L’intervista. Una via a Fausto Fornaci, asso dell’aria della Regia Aeronautica

C__Data_Users_DefApps_AppData_INTERNETEXPLORER_Temp_Saved Images_imgC3Una via intitolata ad un militare della Repubblica di Salò? Impensabile fino a qualche anno fa, possibile invece ora grazie all’interessamento del Consigliere comunale di Umbertide Giovanna Monni che, al termine della presentazione di “A difendere I cieli d’Italia” di Marco Petrelli, propone al sindaco Marco Locchi la di dedicare una strada al pilota umbertidese Fausto Fornaci.

Ma come nasce la vicenda? Lo abbiamo chiesto all’autore, intervenuto nel corso di “Fausto Fornaci, un eroe di Umbertide”, celebrazione dell’aviatore umbro tenutasi venerdì 6 febbraio nella sede del Comune.

Dottor Petrelli chi è Fausto Fornaci?

“Un aviatore che si è fatto le ossa nella Regia Aeronautica, vincendo diversi duelli aerei e conquistando medaglie al valor militare e che, dopo l’Armistizio dell’8 settembre 1943, sceglie di continuare a combattere contro lo stesso nemico”.

Perché dedicargli una via e perché farlo ora?

“Due domande e una sola risposta: era un italiano mosso nelle sue scelte dal senso del dovere, che gli imponeva di proteggere la popolazione italiana dai bombardamenti angloamericani”.

Era comunque della Repubblica Sociale Italiana…

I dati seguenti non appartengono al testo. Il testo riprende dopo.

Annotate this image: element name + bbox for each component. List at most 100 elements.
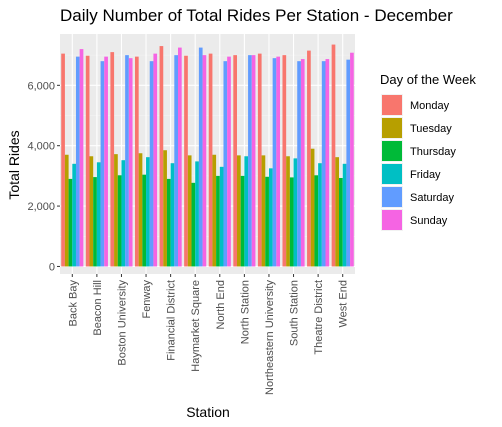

“Era un militare di Salò. Furono 558 mila coloro che risposero ai bandi Graziani (per l’Aeronautica al Bando di Ernesto Botto), dati dello Stato Maggiore dell’Esercito Italiano che, nel dopoguerra, ha condotto ricerche nell’ambito delle Forze Armate della RSI. Oltre mezzo milione di uomini (e di donne), animati sicuramente da sentimenti diversi, ma determinati a battersi sotto una bandiera italiana e non per servire la causa della Germania o perché entusiasti di un fascismo ormai ombra di quello che era stato un tempo”.

Perché allora tanti anni di oblio?

“Perché quegli sconfitti in camicia nera altro non erano che l’ immagine riflessa di colpe e di complicità col precedente regime delle quali si erano macchiati milioni di altri italiani, anche coloro che dopo il 1943 hanno cambiato casacca. Poi, c’è il problema della politica spicciola che, priva di riferimenti culturali e del desiderio di trovarne di nuovi, si appiglia al passato incensando la parte alla quale si sente più vicina. Una cosa che la sinistra ha fatto per anni e alla quale anche la destra non si è sottratta”.

Secondo lei la proposta di Giovanna Monni avrà un seguito?

“Ne sono convinto. Un effetto positivo della crisi, forse l’unico, è che la gente finalmente rifiuti di tornare ancora sui temi del passato per fare polemica. In una quotidianità segnata da problemi sociali ed economici, il tema della Guerra civile inizia ad essere considerato più come argomento di studio che non come bandierina da sventolare in manifestazioni politiche. D’altronde, con la carenza di occupazione e di risorse che ci attanaglia, ci sono cose più importanti alle quali pensare, che non la speculazione ideologica dell Storia, che non dà nulla di concreto ai più e solo visibilità ai soliti noti”.